The sword was uncovered at the base of a tree in the Baraba forest-steppe, less than three kilometres from where it is thought Koltso, Yermak’s closest ally, died in battle. He was declared hero in February 1583, with church bells ringing out in Moscow, when it was announced he and Yermak had taken the capital of the Siberian Khanate, Kashlyk. But his new-found celebrity status did not last long, and he was killed with 40 men during an ambush 18 months later.
Excavating near a large birch tree
It was during the summer of 1975 that Molodin, then a young archaeologist, had been working on the banks of the River Om with a group of students from Omsk and Novosibirsk. Their aim was to study the settlements and cemeteries of the Bronze Age, with a focus on group burials.
At a separate site another group of students had been excavating near a large birch tree, but were under instruction from Molodin not to go near it, certain that no one was buried there. However, Alexander Lipatov, the head of the excavation team, disobeyed the brief and stumbled upon what they thought was a rusty scythe just five centimetres under the grass. As they dug further it became apparent it was a large sword.
Mr Molodin told The Siberian Times: ‘The sword wasn’t hidden deliberately, or ‘buried’. It was lying at a depth of 3-5 cm, right under the soil near the birth tree which was close to an old road. I remember the moment we found it as if it was yesterday.
Molodin cautiously shares his new theory: ‘Imagine the last battle of the Cossack detachment headed by Ivan Koltso. The attack was unexpected. Picture someone immediately being killed by a treacherous stab in the back, and someone else grabbing a sword to fight the advancing Tatars.
‘They are unequal forces and the Cossacks are trying to break through the crowds of enemies, but the ranks of the fighters are melting rapidly. Ivan strikes not one opponent. In his hands, the glittering giant sword, a gift from the Russian Tsar.
‘In desperation Ivan and a few survivors of the Cossacks literally hack their way to their waiting horses.
‘Ivan’s leg is already in the stirrup and he is racing on the steppe, with his horse taking him further from the bloody battle. Behind him they chase, with arrows flying. And then, suddenly, the sword falls out of the hands of the hero and drops to the ground under a young birch tree.
‘I am not sure that I am right, imagining all this, but the legend is really beautiful.’
How the Sword reached Russia from Sweden
Swords such as these were not typical in Russia or across Asia, and it was more similar to those widely used by European knights.
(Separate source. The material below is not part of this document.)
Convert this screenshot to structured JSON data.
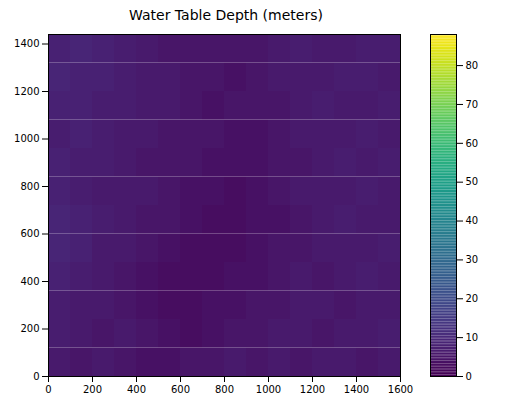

After extensive research on ancient weapons, Vyacheslav Molodin prepared a report on his findings and concluded it was from Europe and dated to the late 12th or early 13th century.
Questions as to how the sword reached Russia from Sweden have been asked since 1976, with the first theory that it was carried during trade missions.
According to Arab historians, in the middle of the 12th century there was an ancient northern path through Russia to the River Ob, called the ‘Zyryanskaya road’ or ‘Russky tes’. Over the centuries archaeologists have found a treasure trove of coins, silver vessels and medieval jewellery in the Urals and lower reaches of the Ob, having travelled from the west.
The downside to this theory is that the steppe, where the sword was found, is separated from the lower and middle Ob by hundreds of kilometres of rugged forests and swamps. Others have argued the weapon could easily have travelled east as a result of bartering, or as a spoil of war from skirmishes between the Turkic people of the steppe and the nomadic Urgic population of the Siberian taiga.